Pernyataan Richard dihadapan para awak media membuat gempar dan heboh, terutama di kalangan rekan kerja dan para sahabat juga teman Richard yang mengetahui kisah hidupnya. Mereka semua tau jika Alea adalah putri kandung Richard dan Rosalind. Namun mengapa Richard tak mengakuinya ? Beragam dugaan dan spekulasi berhembus dikalangan para undangan pesta ulang tahun Tiara.
Jantung Alea serasa diremas. Di kamar VVIP rumah sakit, ia menyaksikan konferensi pers itu melalui siaran langsung di televisi. Setiap kata Richard Amstrong menusuk ulu hatinya.
"Saya sekali lagi ingin menegaskan, di hadapan Anda semua," lanjut Richard Amstrong, nadanya penuh penekanan, "Saya tidak memiliki putri lain selain Tiara Amstrong. Mengenai gadis bernama Alea Lily Amstrong, yang belakangan ini menjadi perbincangan... dia hanyalah anak dari pembantu rumah tangga kami, Bi Ijah.

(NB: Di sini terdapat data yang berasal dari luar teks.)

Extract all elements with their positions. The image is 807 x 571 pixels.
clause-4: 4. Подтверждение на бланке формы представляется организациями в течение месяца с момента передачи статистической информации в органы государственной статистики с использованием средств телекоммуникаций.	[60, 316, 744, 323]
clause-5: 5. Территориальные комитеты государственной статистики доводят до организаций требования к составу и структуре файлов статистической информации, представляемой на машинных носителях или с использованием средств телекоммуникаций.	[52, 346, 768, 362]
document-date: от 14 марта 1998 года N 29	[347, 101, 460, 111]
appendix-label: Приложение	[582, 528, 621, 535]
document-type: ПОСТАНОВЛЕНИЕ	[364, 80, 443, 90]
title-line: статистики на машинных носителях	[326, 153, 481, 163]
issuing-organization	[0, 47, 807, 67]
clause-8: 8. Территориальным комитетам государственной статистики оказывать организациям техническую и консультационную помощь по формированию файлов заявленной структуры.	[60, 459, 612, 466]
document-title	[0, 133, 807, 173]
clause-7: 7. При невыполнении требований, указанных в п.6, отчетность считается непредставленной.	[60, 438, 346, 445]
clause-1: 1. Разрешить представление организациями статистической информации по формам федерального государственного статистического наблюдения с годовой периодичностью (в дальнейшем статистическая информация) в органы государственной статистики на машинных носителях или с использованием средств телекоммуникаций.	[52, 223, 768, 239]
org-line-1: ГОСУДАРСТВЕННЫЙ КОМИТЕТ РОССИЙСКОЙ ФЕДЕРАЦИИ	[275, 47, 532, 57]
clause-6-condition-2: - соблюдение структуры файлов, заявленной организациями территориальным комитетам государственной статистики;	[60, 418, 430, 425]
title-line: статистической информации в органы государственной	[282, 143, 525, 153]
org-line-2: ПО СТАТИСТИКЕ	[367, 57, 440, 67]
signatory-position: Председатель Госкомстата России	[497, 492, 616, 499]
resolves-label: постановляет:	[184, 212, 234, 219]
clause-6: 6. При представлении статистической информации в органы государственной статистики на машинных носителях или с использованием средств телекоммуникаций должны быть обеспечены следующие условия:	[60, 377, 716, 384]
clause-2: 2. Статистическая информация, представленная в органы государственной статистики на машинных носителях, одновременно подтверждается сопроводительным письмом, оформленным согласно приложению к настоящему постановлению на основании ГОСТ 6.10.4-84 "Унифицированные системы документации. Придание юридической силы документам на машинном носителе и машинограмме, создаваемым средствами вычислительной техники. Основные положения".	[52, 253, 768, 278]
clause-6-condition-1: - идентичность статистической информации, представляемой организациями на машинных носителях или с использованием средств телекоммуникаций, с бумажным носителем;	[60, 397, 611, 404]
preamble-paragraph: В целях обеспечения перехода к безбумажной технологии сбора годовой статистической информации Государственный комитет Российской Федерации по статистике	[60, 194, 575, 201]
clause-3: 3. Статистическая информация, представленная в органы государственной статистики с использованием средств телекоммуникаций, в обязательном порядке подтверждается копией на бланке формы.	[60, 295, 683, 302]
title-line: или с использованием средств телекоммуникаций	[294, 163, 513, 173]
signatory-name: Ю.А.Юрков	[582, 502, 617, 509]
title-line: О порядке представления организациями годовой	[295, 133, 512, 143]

Keluarga kami membiayai pendidikannya dan memberinya tempat tinggal dan menyematkan nama Amstrong di belakang nama nya karena rasa kasihan. Itu saja."
Kata-kata itu menghantam Alea seperti palu godam. Anak pembantu. Karena kasihan. Selama ini ia sudah terbiasa dengan perlakuan kejam mereka, tapi penghinaan di depan publik, disiarkan ke seluruh kota, adalah batas terakhir. Amarah yang selama ini ia pendam, yang ia coba kendalikan, kini meledak.
Wajah Alea memerah padam. Matanya berkilat menahan air mata yang mendidih menjadi kebencian. Tanpa mempedulikan pelipisnya yang masih berbalut perban, atau memar di tubuhnya, Alea bangkit dari ranjangnya. Tekad membara menguasai setiap serat tubuhnya.
"Richard Amstrong... Kau akan menyesal."
Dengan langkah pasti, Alea keluar dari kamar, menuju lift. Ia tidak peduli pada siapapun yang melihatnya. Tujuannya hanya satu: Hotel tempat pesta itu. Ia akan membuat Richard Amstrong menyesali setiap kata yang terucap.
Alea terus berjalan, amarahnya menuntun setiap langkahnya. Pintu hotel mewah menjulang di depannya, di mana suara musik dan tawa riuh terdengar. Cahaya kamera masih berkedip-kedip, menyoroti panggung tempat Richard Amstrong dan keluarganya, dengan Tiara di tengah, bersiap untuk meniup lilin ulang tahunnya. Pesta yang megah itu akan segera berubah menjadi neraka bagi mereka.